Tutorat et effets sur le tuteur

Après avoir brossé à grands traits les effets du tutorat sur l'organisation, il convient d'évoquer les effets que l'exercice du tutorat peut induire chez les tuteurs eux-mêmes. A l'évidence, la fonction de tuteur affecte le processus identitaire de ceux qui la mettent en oeuvre car "la responsabilisation qui s'y attache joue sur la confiance en soi"452. Comment ne pas imaginer que l'identité au travail - et sans doute pas seulement elle - des tuteurs ne soit pas affectée par une pratique qui modifie sensiblement certains aspects de leur activité et de leur image. En quoi, en effet, assumer un nouveau rôle déstructure-t-il l'identité existante ? En quoi devoir accueillir et accompagner un apprenant, en quoi devoir lui transmettre des savoirs, en quoi devoir l'évaluer dans le cadre de sa propre activité professionnelle, entraînent-ils chez le tuteur une évolution identitaire ? En quoi communiquer "autrement" - dans le cadre d'une relation pédagogique - amène-t-il des modifications de l'image de soi ? En quoi participer autrement au travail d'équipe et/ou manager d'une autre manière remettent-ils en question une identité constituée ? En quoi encore, le fait de donner à voir une autre image de soi et d'être perçu différemment font-ils évoluer l'identité du tuteur ? Autant de questions qu'il conviendrait d'approfondir avec les tuteurs pour mieux comprendre ce qui se joue pour eux dans et autour de cette activité. Mais il semble évident, néanmoins, que le fait de devenir un référent professionnel pour le stagiaire, une "sorte" de formateur pour les collègues et la hiérarchie, ait un impact sur la représentation que le tuteur se fait de lui-même et le conduise, à certains égards et dans certaines circonstances, à modifier ses comportements et la conduite de son activité professionnelle.

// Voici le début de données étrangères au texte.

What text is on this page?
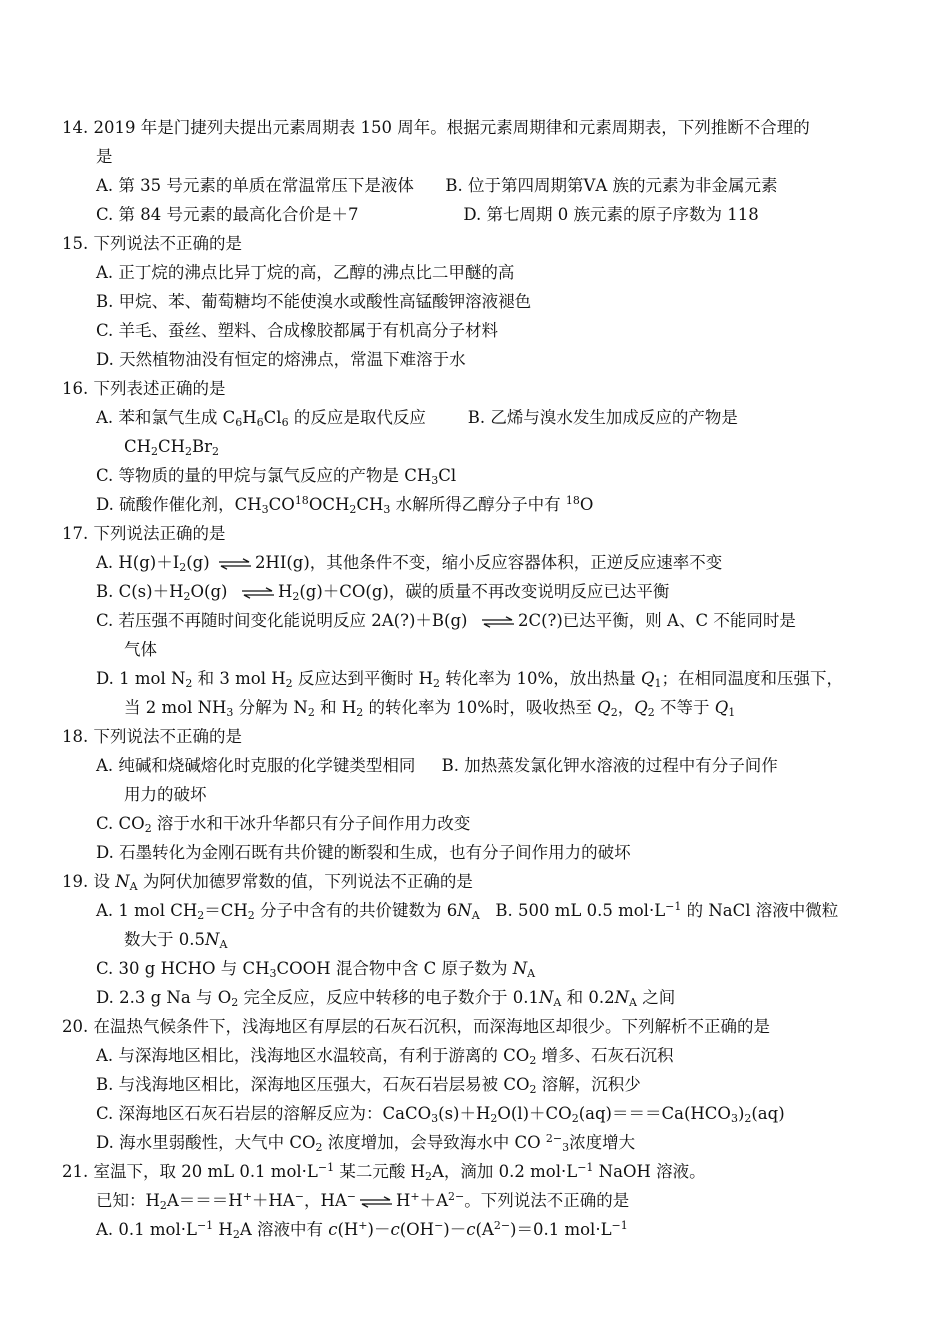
14. 2019 年是门捷列夫提出元素周期表 150 周年。根据元素周期律和元素周期表，下列推断不合理的
是
A. 第 35 号元素的单质在常温常压下是液体      B. 位于第四周期第ⅤA 族的元素为非金属元素
C. 第 84 号元素的最高化合价是＋7                    D. 第七周期 0 族元素的原子序数为 118
15. 下列说法不正确的是
A. 正丁烷的沸点比异丁烷的高，乙醇的沸点比二甲醚的高
B. 甲烷、苯、葡萄糖均不能使溴水或酸性高锰酸钾溶液褪色
C. 羊毛、蚕丝、塑料、合成橡胶都属于有机高分子材料
D. 天然植物油没有恒定的熔沸点，常温下难溶于水
16. 下列表述正确的是
A. 苯和氯气生成 $C_6H_6Cl_6$ 的反应是取代反应        B. 乙烯与溴水发生加成反应的产物是
$CH_2CH_2Br_2$
C. 等物质的量的甲烷与氯气反应的产物是 $CH_3Cl$
D. 硫酸作催化剂，$CH_3CO^{18}OCH_2CH_3$ 水解所得乙醇分子中有 $^{18}$O
17. 下列说法正确的是
A. $H(g)+I_2(g)$ ⇌ 2HI(g)，其他条件不变，缩小反应容器体积，正逆反应速率不变
B. $C(s)+H_2O(g)$ ⇌ $H_2(g)+CO(g)$，碳的质量不再改变说明反应已达平衡
C. 若压强不再随时间变化能说明反应 2A(?)＋B(g) ⇌ 2C(?)已达平衡，则 A、C 不能同时是
气体
D. 1 mol $N_2$ 和 3 mol $H_2$ 反应达到平衡时 $H_2$ 转化率为 10%，放出热量 $Q_1$；在相同温度和压强下，
当 2 mol $NH_3$ 分解为 $N_2$ 和 $H_2$ 的转化率为 10%时，吸收热至 $Q_2$，$Q_2$ 不等于 $Q_1$
18. 下列说法不正确的是
A. 纯碱和烧碱熔化时克服的化学键类型相同     B. 加热蒸发氯化钾水溶液的过程中有分子间作
用力的破坏
C. $CO_2$ 溶于水和干冰升华都只有分子间作用力改变
D. 石墨转化为金刚石既有共价键的断裂和生成，也有分子间作用力的破坏
19. 设 $N_A$ 为阿伏加德罗常数的值，下列说法不正确的是
A. 1 mol $CH_2=CH_2$ 分子中含有的共价键数为 $6N_A$   B. 500 mL 0.5 $mol\cdot L^{-1}$ 的 NaCl 溶液中微粒
数大于 $0.5N_A$
C. 30 g HCHO 与 $CH_3COOH$ 混合物中含 C 原子数为 $N_A$
D. 2.3 g Na 与 $O_2$ 完全反应，反应中转移的电子数介于 $0.1N_A$ 和 $0.2N_A$ 之间
20. 在温热气候条件下，浅海地区有厚层的石灰石沉积，而深海地区却很少。下列解析不正确的是
A. 与深海地区相比，浅海地区水温较高，有利于游离的 $CO_2$ 增多、石灰石沉积
B. 与浅海地区相比，深海地区压强大，石灰石岩层易被 $CO_2$ 溶解，沉积少
C. 深海地区石灰石岩层的溶解反应为：$CaCO_3(s)+H_2O(l)+CO_2(aq)===Ca(HCO_3)_2(aq)$
D. 海水里弱酸性，大气中 $CO_2$ 浓度增加，会导致海水中 CO $^{2-}_3$浓度增大
21. 室温下，取 20 mL 0.1 $mol\cdot L^{-1}$ 某二元酸 $H_2A$，滴加 0.2 $mol\cdot L^{-1}$ NaOH 溶液。
已知：$H_2A===H^++HA^-$，HA− ⇌ $H^++A^{2-}$。下列说法不正确的是
A. 0.1 $mol\cdot L^{-1}$ $H_2A$ 溶液中有 $c(H^+)-c(OH^-)-c(A^{2-})=0.1$ $mol\cdot L^{-1}$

Il apparaît donc que la fonction tutorale n'est pas neutre, qu'elle participe des évolutions identitaires des tuteurs dont nous savons par ailleurs qu'ils réinterrogent, dans le cadre de cette activité, leur rapport au savoir et au pouvoir. Rapport au pouvoir en situation de travail et dans la relation pédagogique, rapport au savoir dans l'analyse de leur propre activité qui oblige le tuteur à faire émerger et à nommer les savoirs qui alimentent les compétences qu'il exerce. Cette nécessité d'analyse du travail, essentielle à la transmission du métier, incite dans bien des cas le tuteur à "reprendre ses livres", à revisiter des savoirs enfouis, à réenclencher chez lui et pour lui des processus d'apprentissage qui bénéficieront à l'apprenant mais aussi à l'organisation.

De plus, pour le tuteur, l'exercice du tutorat lui-même impulse des activités métacognitives qui aboutissent à un "processus de renforcement des connaissances acquises par le tuteur (qui) tient à la manière dont elles sont revisitées pendant les séquences de tutorat"453. Il accroît, par ailleurs, "la capacité à apprendre des tuteurs tout en développant leurs capacités à enseigner, à expliquer"454.

Cet ensemble de bénéfices secondaires que le tuteur tire d'une activité souvent bénévole, conduit certains auteurs à se demander à qui profite le plus le tutorat : aux apprenants ou aux tuteurs ? A l'évidence, "l'effet-tuteur" montre "tout le bénéfice personnel (qu'un tuteur) peut tirer d'un enseignement qu'il donne lui-même à un groupe de pairs"455, mais il n'est pas niable non plus qu'il est fort utile aussi à ceux qui apprennent.

Notes
452.

Barnier G., Interactions de guidage entre pairs, revue Educations, n° 9, juin-octobre 1996, p. 45.

453.

Ibid., p. 46.

454.

Ibid., p. 47.

455.

Aumont B., Mesnier P.-M., l'Acte d'apprendre, Paris, PUF, 1992, p. 193.